A coroner’s inquest was proceeding in a routine way the day following the shooting and the jury was about to render a verdict of death by suicide, when Mrs. Anna Hannok, 416 Highland place, appeared on the scene. She had been attracted by the crowd outside the undertaking rooms, she said.
[Pg 82]The testimony up to the time of Mrs. Hannok’s appearance had plainly indicated suicide. Suddenly she electrified the jury by pointing to Brinko and crying:
“Ask him where he got the gun.”
The inquiry, interrupted by this dramatic incident, was adjourned until yesterday. Shortly before the inquest was resumed, Brinko broke down and admitted that he had killed Watus. He asserted, however, that it was an accident.
Distinctive beginnings which are also calculated to attract attention by reason of the question form are shown in the following stories taken from the Chicago Tribune:
(1)
Have you lost a $1,000 bill?
No, this isn’t a joke; have you?
Somebody was so careless as to drop a $1,000 bill in the lobby of the Majestic Theatre on Friday afternoon. And if some theatre-goer had held his head a trifle lower he might have seen the currency and not stepped on it.
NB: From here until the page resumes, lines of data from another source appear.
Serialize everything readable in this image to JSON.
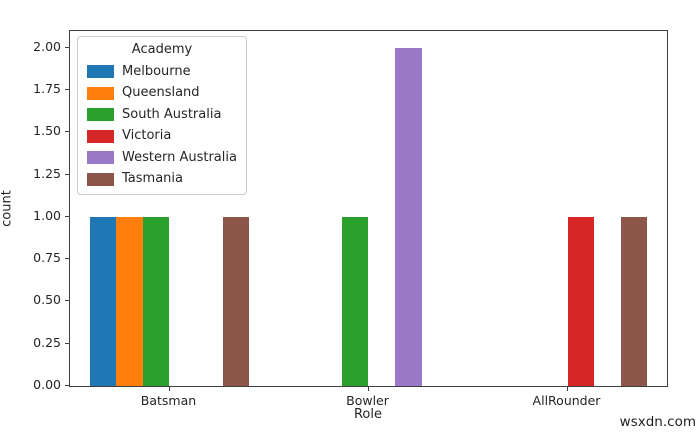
{
  "watermark": "wsxdn.com",
  "chart_data": {
    "type": "bar",
    "title": "",
    "xlabel": "Role",
    "ylabel": "count",
    "categories": [
      "Batsman",
      "Bowler",
      "AllRounder"
    ],
    "series": [
      {
        "name": "Melbourne",
        "color": "#1f77b4",
        "values": [
          1,
          0,
          0
        ]
      },
      {
        "name": "Queensland",
        "color": "#ff7f0e",
        "values": [
          1,
          0,
          0
        ]
      },
      {
        "name": "South Australia",
        "color": "#2ca02c",
        "values": [
          1,
          1,
          0
        ]
      },
      {
        "name": "Victoria",
        "color": "#d62728",
        "values": [
          0,
          0,
          1
        ]
      },
      {
        "name": "Western Australia",
        "color": "#9b79c9",
        "values": [
          0,
          2,
          0
        ]
      },
      {
        "name": "Tasmania",
        "color": "#8c564b",
        "values": [
          1,
          0,
          1
        ]
      }
    ],
    "ylim": [
      0,
      2.1
    ],
    "yticks": [
      0,
      0.25,
      0.5,
      0.75,
      1,
      1.25,
      1.5,
      1.75,
      2
    ],
    "ytick_decimals": 2,
    "legend": {
      "title": "Academy",
      "position": "upper left"
    },
    "grid": false,
    "bar_group_width_fraction": 0.8
  }
}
The bill was dropped near the box office as the audience was entering the house for the matinee. Just when it fell to the tile floor and how long it was kicked around nobody knows. Herbert Klein, the doorman, happened to glance at the floor and saw a piece of paper. Persons were walking over it. He took another look and then he reached for it. Walking back to the door where the light was better he slyly took a peek at it. He saw the big yellow “M” and whistled. He hurried to the office of A. S. Rivers, treasurer of the theatre. He did not wait for the elevator.
Mr. Rivers placed the $1,000 bill in the vault, where he thinks $1,000 bills belong. He was somewhat surprised yesterday when there was no inquiry for the money. Then he became suspicious. Thinking the bill might be[Pg 83] one of the notes of the $173,000 in government money that disappeared from the Chicago subtreasury two years ago, he notified Capt. Thomas I. Porter and Peter Drautzberg of the secret service bureau.
The number of the bill was sent to the treasury department at Washington. It is not known whether the government possesses the numbers of the $1,000 bills which were missed from the subtreasury.